Donky Security Standards
Provided by Dynmark
Dynmark has made substantial investments in our platform and systems security standards in order to comply with various national and international standards:
- fully ISO 27001 compliant
- IL3 / BIL3 certified – we are a member of the Governments Public Sector network – more info
- SIG approved – Security audit performed by Santa Fe Group as part of our Partnerships with both Nice systems and Acxiom, where customer data security is paramount – more info
Administration, Data & SaaS toolkit
We operate dual fully redundant hot/hot configuration across two geographically separate sites in a clustered configuration. Each site is firewall protected and is fully load balanced. Each site has connections to multiple ISPs to ensure a fully redundant service. In the last 12 months we have averaged 99.95% uptime (excluding planned scheduled maintenance). Physical security complies with ISO 27001 and IL3 standards.
Note: All public facing servers are penetration tested on a monthly basis using the industry leading NESSUS Vulnerability Scanner by Tenable, as well as regular vulnerability scans by PCI compliance. Further penetration testing can be arranged if required on request.
Donky Messaging Network
The Donky Messaging Network is hosted within the Azure cloud with its stringent security controls – more info
Message transportation utilises the latest 1024 bit HTTPS encryption technology which surpasses any other OTT network currently in operation today.

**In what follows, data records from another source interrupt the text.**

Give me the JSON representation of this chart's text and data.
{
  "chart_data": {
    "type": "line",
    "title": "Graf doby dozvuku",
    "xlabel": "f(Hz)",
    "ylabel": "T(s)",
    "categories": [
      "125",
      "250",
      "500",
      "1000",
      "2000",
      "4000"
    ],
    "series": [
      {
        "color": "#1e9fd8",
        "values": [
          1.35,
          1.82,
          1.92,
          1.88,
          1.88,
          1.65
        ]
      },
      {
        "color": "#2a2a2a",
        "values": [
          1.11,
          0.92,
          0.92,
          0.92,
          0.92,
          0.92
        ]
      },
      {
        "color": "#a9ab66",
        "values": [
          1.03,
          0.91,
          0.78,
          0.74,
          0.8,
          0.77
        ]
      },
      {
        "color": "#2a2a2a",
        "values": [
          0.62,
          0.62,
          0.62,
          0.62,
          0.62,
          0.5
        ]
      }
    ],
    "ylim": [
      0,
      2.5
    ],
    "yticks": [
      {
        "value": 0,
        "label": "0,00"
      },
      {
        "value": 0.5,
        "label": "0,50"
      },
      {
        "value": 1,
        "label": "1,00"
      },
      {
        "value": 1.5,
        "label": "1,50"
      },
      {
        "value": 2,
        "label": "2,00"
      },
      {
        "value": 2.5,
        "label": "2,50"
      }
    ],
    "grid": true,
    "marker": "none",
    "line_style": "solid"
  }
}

Spam and the Donky Messaging Network
It is a concern of some that the network or its users could be open to spam threats. Donky by design does not allow access to the directory of registered users directly, therefore making obtaining the necessary data to launch a spam attack difficult. In addition the Donky Messaging Network has anti-spam measures built into its very fabric; these measures watch all user son the network and automatically throttle users that have exceeded an acceptable message sending rate. In addition to rendering the network useless to spammers by automatically limiting their send rates Donky can notify administrators and external systems of these users for investigation and probably suspension.
Traditional Spam is driven by Bot Networks (botnets), paid for networks of compromised machines that are attacked by a virus that allows control of their mail systems by a third party to instigate message sending. Spammers rent botnets to send out vast numbers of SPAM. It is the vulnerabilities within traditional operating systems that allow the viral attack to be effective deploying the malware to turn a desktop into a spamming engine.
This does not apply to the P2P app based DONKY network, as the facilities to send messages to the Donky Messaging Network will not be present on the enslaved machines. For a spammer to begin to spam through the DONKY network they would have to:
- Gain access to an integrators private API keys
- Build a local environment on a server or desktop to emulate a Donky enabled phone app.
- Once emulated they would need direct access through API’s to access the DONKY network as a user.
- Only then could a potential Spam attack be considered, but would be stopped by the automatic anti-spam throttling.
Spamming is a business and will always use the path of least resistance for this reason this is why the concentration of spamming still occurs via email, through the use of botnets.
Although Spamming can never be considered as not being a potential threat in the future, there are no use cases or instances or technology that would allow spamming through P2P OTT networks currently.